Cambiarle los parlantes delanteros a un Trans Am 82

por Rudd-O publicado 2010/08/22 06:39:38 GMT+0, Última modificación 2013-06-26T04:38:56+00:00
Es una tarea que enloquecerá a cualquiera.

Acabo de instalar los parlantes delanteros nuevos en mi Trans Am 82.  El hijueputa que diseñó el proceso de ensamblaje del interior merece morir en el séptimo infierno junto con el Papa.

¿Sacar la cubierta superior del panel de instrumentos?  Fácil.  Para poder hacer eso,

  1.  hay que sacar la cubierta de los instrumentos.  Que, para eso,
  2.  hay que sacar dos soportes inferiores que cubren botones del panel.  Que, para eso,
  3.  hay que sacar dos cubiertas inferiores y destornillar el sujetador de la caja de fusibles y la interfaz de la computadora a bordo.  Que, para eso,
  4.  hay que sacar la mascarilla del aire acondicionado y la radio.  Que, para eso,
  5.  hay que sacar la radio.  Que, para eso,
  6.  hay que sacar la cubierta de la transmisión.  Que, para eso,
  7.  hay que sacar la consola donde reside el freno de mano.  Que, para eso,
  8.  hay que desarmar el freno de mano.

Tuve que desarmar todo el interior del vehículo, a mano, para poder poner los putos parlantes.

Cada uno de los pasos listados arriba require extraer tres tipos distintos de tornillos y tuercas, y eludir una serie de tornillos falsos que no sujetan nada y que se cagan si se les aplica la cabeza Torx especial.  Ah, y claro, herramientas especiales que tuve que comprar (realmente, a una fracción microscópica del precio de hacer que el trabajo lo haga otro hijueputa).  Y todo para descubrir que los parlantes no entraban cuando llegué al área mágica bajo la cubierta superior que finalmente salió.

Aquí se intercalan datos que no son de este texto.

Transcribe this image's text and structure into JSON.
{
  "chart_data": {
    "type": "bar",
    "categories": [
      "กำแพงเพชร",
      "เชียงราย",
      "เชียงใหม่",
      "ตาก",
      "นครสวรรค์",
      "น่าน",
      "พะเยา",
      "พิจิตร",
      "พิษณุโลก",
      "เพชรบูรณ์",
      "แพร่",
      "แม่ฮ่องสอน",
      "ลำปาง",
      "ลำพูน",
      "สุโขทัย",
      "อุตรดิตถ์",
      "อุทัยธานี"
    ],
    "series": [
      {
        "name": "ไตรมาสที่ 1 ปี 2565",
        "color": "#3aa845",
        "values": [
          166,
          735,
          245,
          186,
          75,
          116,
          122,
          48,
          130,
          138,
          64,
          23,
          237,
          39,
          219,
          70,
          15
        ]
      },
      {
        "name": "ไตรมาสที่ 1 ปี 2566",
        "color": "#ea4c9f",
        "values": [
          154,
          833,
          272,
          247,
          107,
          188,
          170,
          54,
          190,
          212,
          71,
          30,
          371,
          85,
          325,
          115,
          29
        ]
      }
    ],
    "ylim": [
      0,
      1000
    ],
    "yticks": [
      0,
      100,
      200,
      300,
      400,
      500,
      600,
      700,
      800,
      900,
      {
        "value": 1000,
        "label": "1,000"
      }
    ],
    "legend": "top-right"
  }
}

TRES HORAS, RECHUCHA DE TU MADRE, ME TOMÓ TODO EL PUTO PROCESO.  Comencé a las seis, terminé a las nueve.

Pero lo logré.  Ya tengo parlantes nuevos adelante.  Ya no suena como la verga mi carro -- bueno, suena como la re verga porque tiene el motor dañado, pero ahora ya estoy en completa libertad de ignorar el motor porque puedo escuchar Boten Anna a todo vapor.

¡Y sólo me sobraron cuatro tornillos!

Siguiente paso: comprar el tablero de instrumentos de KITT, e instalarlo yo mismo.  Chucha.